Banki już tworzą rezerwy na osłabienie gospodarki

Dzięki wzrostowi stóp procentowych banki w I kwartale tego roku zgarnęły krociowe zyski, ale może to być łabędzi śpiew. Już zaczynają tworzyć rezerwy na pogorszenie się sytuacji gospodarczej, ponoszą coraz wyższe straty w związku z przeceną obligacji rządowych, a wraz ze wzrostem stóp spodziewają się spadku popyty na kredyt.

- Nie mam wątpliwości, ze nad polską gospodarkę nadciągają ciemniejsze chmury - powiedział Przemek Gdański, prezes BNP Paribas Bank Polska, na konferencji prasowej poświęconej prezentacji wyników banku za I kwartał tego roku.

Zysk banku w I kwartale urósł do 278 mln zł, czyli o 69 proc. rok do roku z powodu wzrostu stóp procentowych. Portfel kredytowy zwiększył się rok do roku o 15,3 proc., a o 3,5 proc. w porównaniu z poprzednim kwartałem do 92,5 mld zł. Marża odsetkowa banku wzrosła w I kwartale do 3,02 proc. w porównaniu do 2,51 proc. średnio w 2021 roku. Rentowność (wskaźnik ROE) wzrosła do 10 proc. z 1,5 proc. w całym ubiegłym roku.  

Reklama

- Bank urósł w I kwartale dość wyraziście, czego efektem są dość solidne wyniki finansowe - powiedział prezes.

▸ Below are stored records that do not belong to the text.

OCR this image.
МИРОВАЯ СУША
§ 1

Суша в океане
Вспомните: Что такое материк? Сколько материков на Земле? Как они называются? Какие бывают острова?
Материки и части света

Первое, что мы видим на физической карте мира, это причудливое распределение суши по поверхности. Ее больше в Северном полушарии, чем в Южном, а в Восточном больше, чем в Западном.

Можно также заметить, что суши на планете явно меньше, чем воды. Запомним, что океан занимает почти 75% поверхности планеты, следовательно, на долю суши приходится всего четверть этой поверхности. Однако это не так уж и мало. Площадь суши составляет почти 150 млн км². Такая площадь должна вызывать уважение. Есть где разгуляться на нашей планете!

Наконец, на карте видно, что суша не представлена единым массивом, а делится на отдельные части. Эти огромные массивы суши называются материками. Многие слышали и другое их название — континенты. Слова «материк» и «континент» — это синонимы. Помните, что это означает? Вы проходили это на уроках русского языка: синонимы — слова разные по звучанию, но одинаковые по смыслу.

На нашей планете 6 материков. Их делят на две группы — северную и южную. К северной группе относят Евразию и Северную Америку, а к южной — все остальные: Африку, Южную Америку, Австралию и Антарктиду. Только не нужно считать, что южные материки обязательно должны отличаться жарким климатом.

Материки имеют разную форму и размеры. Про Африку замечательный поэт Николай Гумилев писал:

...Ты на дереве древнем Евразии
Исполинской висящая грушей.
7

- Rynek zaaprobował nasze rozwiązania mobilne, bankowość cyfrową (...) W większości kategorii biznesowych I kwartał był kwartałem wzrostowym - dodał.

Ale widać już sygnały twardego lądowania budzące poważne obawy o przyszłość. Wprawdzie gospodarka, po wzroście w I kwartale szacowanym nawet na około 8 proc. także w II kwartał wjechała na pełnej prędkości, jednak prognozy spowolnienia pozostają w mocy.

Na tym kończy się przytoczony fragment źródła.